By Brenna Mackay

Carleton University’s Faculty of Science and Institute for Data Science (CUIDS) hosted the seventh annual Data Day to celebrate the latest developments in data science and analytics research.

With more than 500 registered participants, the full-day virtual event on March 30, 2021 included presentations by Carleton researchers and industry experts, a keynote address, panel discussions and networking opportunities. The day also included a poster competition to showcase graduate student research in data science across all disciplines.

This year’s theme was AI: What’s Next? And Everything Smart, focused on a range of topics, including artificial intelligence, data governance, smart technology, big data and COVID-19.

President Benoit-Antoine Bacon

President Benoit-Antoine Bacon

The day kicked off with an official welcome from Carleton President Benoit-Antoine Bacon and Science Dean Chuck Macdonald.

“Big data is increasingly central to the way we do business and is increasingly central to the way we live,” said Bacon.

“Here at Carleton, we’re addressing the skills shortage by developing courses and programs that ensure that our graduates are well trained in this crucial area.”

Prof. Frank Dehne

Prof. Frank Dehne

Opening remarks were followed by updates from the Institute of Data Science delivered by Profs. Thomas Russell, Frank Dehne and Robin Ritchie.

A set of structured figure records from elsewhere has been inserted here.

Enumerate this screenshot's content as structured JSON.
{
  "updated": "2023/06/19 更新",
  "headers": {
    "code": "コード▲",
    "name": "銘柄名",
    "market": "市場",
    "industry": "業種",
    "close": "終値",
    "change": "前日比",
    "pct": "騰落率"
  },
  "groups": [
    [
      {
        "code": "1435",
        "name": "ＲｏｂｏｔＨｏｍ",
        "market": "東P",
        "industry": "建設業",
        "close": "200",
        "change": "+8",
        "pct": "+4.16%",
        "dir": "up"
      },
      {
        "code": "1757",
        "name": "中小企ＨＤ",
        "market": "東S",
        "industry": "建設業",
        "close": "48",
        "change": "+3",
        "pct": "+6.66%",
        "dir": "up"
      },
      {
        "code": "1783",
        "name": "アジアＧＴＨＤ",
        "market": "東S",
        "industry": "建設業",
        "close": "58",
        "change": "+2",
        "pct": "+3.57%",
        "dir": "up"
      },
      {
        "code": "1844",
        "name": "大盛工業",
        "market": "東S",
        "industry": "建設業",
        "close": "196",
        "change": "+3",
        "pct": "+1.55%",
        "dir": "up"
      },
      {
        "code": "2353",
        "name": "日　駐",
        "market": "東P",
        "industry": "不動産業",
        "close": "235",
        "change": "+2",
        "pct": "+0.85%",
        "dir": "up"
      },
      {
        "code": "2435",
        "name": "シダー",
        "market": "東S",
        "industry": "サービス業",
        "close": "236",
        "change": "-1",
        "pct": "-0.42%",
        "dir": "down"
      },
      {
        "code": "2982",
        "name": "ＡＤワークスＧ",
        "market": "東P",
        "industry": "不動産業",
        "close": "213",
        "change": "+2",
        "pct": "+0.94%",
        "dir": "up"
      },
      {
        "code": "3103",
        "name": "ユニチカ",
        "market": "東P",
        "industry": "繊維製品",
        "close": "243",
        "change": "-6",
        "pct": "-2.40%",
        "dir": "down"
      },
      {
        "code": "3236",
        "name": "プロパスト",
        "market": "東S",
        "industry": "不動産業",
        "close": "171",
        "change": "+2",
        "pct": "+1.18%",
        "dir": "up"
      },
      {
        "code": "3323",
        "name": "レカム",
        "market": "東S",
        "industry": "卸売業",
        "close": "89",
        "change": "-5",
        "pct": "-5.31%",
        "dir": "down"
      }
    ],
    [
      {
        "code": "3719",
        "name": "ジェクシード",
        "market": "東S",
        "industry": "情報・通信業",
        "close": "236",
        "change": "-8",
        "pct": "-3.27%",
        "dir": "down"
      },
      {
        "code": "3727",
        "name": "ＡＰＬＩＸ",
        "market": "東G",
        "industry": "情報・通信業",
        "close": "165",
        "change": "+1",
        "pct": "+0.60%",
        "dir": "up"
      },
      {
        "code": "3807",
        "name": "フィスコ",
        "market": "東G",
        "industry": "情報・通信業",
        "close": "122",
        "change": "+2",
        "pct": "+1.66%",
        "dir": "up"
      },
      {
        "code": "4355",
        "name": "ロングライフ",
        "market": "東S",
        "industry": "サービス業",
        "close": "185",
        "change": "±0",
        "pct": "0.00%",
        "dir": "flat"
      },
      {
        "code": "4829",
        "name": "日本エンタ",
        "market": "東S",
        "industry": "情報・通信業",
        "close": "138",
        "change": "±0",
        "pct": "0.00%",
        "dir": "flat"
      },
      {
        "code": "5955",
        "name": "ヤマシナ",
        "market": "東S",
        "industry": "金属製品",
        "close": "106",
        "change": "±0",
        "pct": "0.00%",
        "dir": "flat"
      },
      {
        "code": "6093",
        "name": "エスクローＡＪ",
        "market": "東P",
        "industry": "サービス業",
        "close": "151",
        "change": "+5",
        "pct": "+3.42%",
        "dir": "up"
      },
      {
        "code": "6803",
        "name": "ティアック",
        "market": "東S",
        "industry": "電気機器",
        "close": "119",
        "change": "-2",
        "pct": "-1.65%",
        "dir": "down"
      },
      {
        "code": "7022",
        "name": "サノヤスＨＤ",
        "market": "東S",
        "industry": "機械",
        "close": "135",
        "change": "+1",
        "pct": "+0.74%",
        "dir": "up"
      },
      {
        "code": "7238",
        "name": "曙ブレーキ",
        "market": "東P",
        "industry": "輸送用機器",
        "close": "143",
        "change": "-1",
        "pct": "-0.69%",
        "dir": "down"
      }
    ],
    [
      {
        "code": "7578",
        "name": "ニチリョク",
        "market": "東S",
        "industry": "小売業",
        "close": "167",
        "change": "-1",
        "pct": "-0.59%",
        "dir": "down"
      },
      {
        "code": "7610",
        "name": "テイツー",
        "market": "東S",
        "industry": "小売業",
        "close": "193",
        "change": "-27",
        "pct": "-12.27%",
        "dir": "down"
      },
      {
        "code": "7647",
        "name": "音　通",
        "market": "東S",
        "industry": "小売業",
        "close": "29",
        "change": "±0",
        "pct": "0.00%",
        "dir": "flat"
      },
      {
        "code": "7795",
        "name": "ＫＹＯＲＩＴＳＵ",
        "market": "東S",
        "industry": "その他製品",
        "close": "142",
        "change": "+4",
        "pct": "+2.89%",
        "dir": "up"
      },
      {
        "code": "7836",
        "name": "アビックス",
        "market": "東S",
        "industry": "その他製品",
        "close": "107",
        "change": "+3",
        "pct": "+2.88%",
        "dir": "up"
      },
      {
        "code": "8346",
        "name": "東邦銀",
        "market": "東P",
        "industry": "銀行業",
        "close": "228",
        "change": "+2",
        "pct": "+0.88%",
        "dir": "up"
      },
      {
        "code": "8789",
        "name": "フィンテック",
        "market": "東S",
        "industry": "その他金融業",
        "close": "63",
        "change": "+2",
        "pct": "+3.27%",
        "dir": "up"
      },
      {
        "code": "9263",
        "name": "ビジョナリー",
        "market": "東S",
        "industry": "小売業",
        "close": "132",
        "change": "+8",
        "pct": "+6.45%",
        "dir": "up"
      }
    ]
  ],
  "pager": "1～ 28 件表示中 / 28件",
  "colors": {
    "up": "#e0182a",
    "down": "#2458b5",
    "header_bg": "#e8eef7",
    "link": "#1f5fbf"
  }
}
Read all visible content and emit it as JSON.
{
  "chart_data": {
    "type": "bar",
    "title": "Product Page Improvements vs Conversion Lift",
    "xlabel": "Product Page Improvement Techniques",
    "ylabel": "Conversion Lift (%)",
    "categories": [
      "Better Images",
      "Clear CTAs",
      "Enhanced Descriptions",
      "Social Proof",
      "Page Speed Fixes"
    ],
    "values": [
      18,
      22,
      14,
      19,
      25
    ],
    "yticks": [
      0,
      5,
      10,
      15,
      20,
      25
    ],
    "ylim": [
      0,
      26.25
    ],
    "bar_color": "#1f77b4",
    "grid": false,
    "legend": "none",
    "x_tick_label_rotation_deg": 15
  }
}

Despite challenges presented by the COVID-19 pandemic, Carleton’s data science programs and research activities continue to grow steadily with new partnerships and programs. With more than 170 researchers from five faculties and 26 university departments, schools and institutes currently engaged in research involving big data, data analytics and social sentiment analytics, Carleton is active in the field.

“Data science is something that is naturally interdisciplinary, whether it be science or engineering, business or economics,” said Russell.

“We all face a common problem trying to efficiently use data to recognize patterns, forecast and to ultimately inform decision-making,”

Data Day 7.1

The Internet of Things

The event’s first keynote address was hosted by John Weigelt, national technology officer at Microsoft Canada. His talk, The Internet of Things, highlighted how COVID-19 has changed the field of data governance and open data. In order to demonstrate progress in the field, he argues that Canada needs to focus on skills development, building interdisciplinary partnerships and incremental innovation.

“There has never been a better time to be focused on data, the enablement of innovation and digital transformation to drive Canadian prosperity,” said Weigelt.

The afternoon agenda included a Fireside Chat about Data Governance moderated by Tracey Lauriault, a poster fair and sponsor gallery, and engaging, timely panel discussions including Everything Smart, moderated by Larry Kostiuk, dean of the Faculty of Engineering and Design, and Big Data and COVID-19, moderated by Rafik Goubran, vice-president (Research and International.)

Prof. Tracey Lauriault

Prof. Tracey Lauriault

The day concluded with the announcement of the poster fair winners, who were divided into three categories: Critical Data Studies, Introduction to Data Science and General.

Coming in first place in the Critical Data Studies category was Journalism and Communications PhD student Anna-Lena Theus with her poster, Privacy Compliance of Smart Streetlights: A case study of the city of Yellowknife’s smart city challenge proposal.

In the Introduction to Data Science categories, Alex Lane from the School of Information Technology and Julia Conzon from the Department of Geography and Environmental Studies received the first-place prize with their poster Towards evaluating the built-environment: a hybrid approach for identifying building entrance accessibility.

In the general category, Master of Applied Science and Computer Engineering student, Joe Samuel,  received the top score with his poster A data-driven approach for designing secure systems.